Re: [PATCH 2/4] pid: add pidfd_open()

From: Jonathan Kowalski
Date: Wed Mar 27 2019 - 15:38:27 EST


Christian,

Giving this some thought, it looks fine to me, but I am not convinced
this should take a pid argument. I much prefer if obtaining a pidfd
goes in the translation stuff, that has very real usecases, and you
would end up duplicating the same thing over in two places.

If the /proc/<PID> dir fd of a pidfd is relative to its procrootfd, a
pid's pidfd is also relative to its namespace. Currently, you change
things which would mean I now have to setns and spawn a child that
passes me back the pidfd for a pid in the said namespace.

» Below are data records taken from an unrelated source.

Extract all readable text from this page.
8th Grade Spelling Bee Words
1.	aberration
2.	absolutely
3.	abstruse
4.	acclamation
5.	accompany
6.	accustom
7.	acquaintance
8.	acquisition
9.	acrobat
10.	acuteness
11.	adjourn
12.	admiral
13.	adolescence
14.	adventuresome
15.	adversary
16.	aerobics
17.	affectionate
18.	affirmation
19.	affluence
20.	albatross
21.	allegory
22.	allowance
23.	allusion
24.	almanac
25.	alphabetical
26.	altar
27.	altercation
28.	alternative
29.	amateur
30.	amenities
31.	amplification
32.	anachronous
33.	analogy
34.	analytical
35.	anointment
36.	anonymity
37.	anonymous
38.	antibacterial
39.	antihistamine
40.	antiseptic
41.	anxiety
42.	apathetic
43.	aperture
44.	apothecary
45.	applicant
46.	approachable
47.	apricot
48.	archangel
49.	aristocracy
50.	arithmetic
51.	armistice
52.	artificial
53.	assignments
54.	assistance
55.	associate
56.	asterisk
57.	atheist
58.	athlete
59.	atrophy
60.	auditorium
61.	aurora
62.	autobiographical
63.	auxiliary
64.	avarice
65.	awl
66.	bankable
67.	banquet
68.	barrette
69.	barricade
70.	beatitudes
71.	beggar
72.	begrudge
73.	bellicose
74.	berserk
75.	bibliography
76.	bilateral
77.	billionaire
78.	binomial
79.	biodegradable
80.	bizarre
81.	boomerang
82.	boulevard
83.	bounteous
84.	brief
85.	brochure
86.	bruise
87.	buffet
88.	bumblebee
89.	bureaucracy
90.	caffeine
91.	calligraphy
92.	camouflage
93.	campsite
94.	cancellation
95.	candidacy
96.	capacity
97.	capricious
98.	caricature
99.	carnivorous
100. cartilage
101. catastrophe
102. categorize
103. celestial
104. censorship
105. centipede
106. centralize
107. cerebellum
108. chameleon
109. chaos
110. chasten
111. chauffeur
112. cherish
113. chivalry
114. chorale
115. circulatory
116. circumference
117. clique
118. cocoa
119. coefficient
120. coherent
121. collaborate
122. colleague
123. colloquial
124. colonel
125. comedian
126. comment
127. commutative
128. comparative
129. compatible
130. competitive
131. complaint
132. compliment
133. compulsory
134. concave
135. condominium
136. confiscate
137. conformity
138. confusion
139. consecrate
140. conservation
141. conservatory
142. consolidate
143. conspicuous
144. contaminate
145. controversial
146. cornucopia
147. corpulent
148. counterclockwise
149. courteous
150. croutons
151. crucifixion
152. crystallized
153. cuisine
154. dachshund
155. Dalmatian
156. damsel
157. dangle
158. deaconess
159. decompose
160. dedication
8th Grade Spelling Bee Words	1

I prefer Andy's version of

int procrootfd = open("/proc", O_DIRECTORY | O_RDONLY);
int procfd = pidfd_open(procrootfd, pidfd, PIDFD_TO_PROCFD); //name
this procfd_open, maybe

This is just a nicer race free openat.

But, Joel and you agreed that it makes sense to split out the
translation stuff out of pidfds.

My suggestion would be to extend ioctl_ns(2) then. It already provides
a (rather clumsy) mechanism to determine the relationship by comparing
st_dev and st_ino, which userspace can do itself for two namespace
descriptors. For translation, you can extend this namespace ioctl
(there is one to get a owner UID, you could add one to get a relative
PID).

Then, your pidfd call will be:

pidfd_open(pid_t pid, int ns, unsigned int flags);

You would also be able to compile out anything procfs related (include
the new API to procfs dir fd translation), otherwise, the way to open
pidfds is in this call, and without CONFIG_PROC_FS=Y, this is as good
as pidfd_open(pid_t pid) (of which a better version I propose above).
The new API should be its own thing, and the procfs translation tuple
its own thing, tied to the proc fs option. pidfds need not have any
relation to /proc.

For this procfd conversion system call, I would also lift any
namespace related restrictions if you are planning to, given the
constraint that I can only open a pidfd from an ancestor namespace
with the new pidfd_open system call, or acquire it through a
cooperative userspace process by fd passing otherwise, and I need the
/proc root fd, having both only permits me to open the said process's
/proc/<PID> dir fd subject to normal access restrictions. This means
the simplified procfd_open can be used to do metadata access without
even talking of PIDs at all, your process could live in its own world
and, given it has the authority to open the /proc directory, be able
to purely collect metadata based on the two file descriptors it is
given.

Once you have the restriction in the same call that allows you to open
a pidfd for an addressable PID from the given namespace fd, you can
finally remove the restriction to signal across namespaces once the
siginfo stuff is sorted out, as that will only work when you
explicitly push the fd into a sandbox, the process cannot get it out
of thin air on its own (and you already mentioned it has nothing to do
with security). What I do worry about is one can use NS_GET_PARENT
ioctl to get the parent pidns if the owning userns is the same, and
just passing that gives me back a pidfd for the task. **So, you might
want to add the constraint that the PID is actually reachable by the
current task as well, apart from being reachable in the passed in
namespace.**

Lastly, I also see no need of /proc/<PID> dir fd to pidfd conversion,
I would even recommend getting rid of that, so we only have one type
of pidfd, the anon inode one. What is the usecase behind that? It
would only be needed if you did not have a way to be able to metadata
access through a pidfd, which would be the case only prior to this
patch.

I think this would simplify a lot of things, and ioctl_ns(2) is
probably already the place to do comparison operations and query
operations on hierarichal namespaces, just adding the relative PID bit
will make it gain feature parity with translate_pid.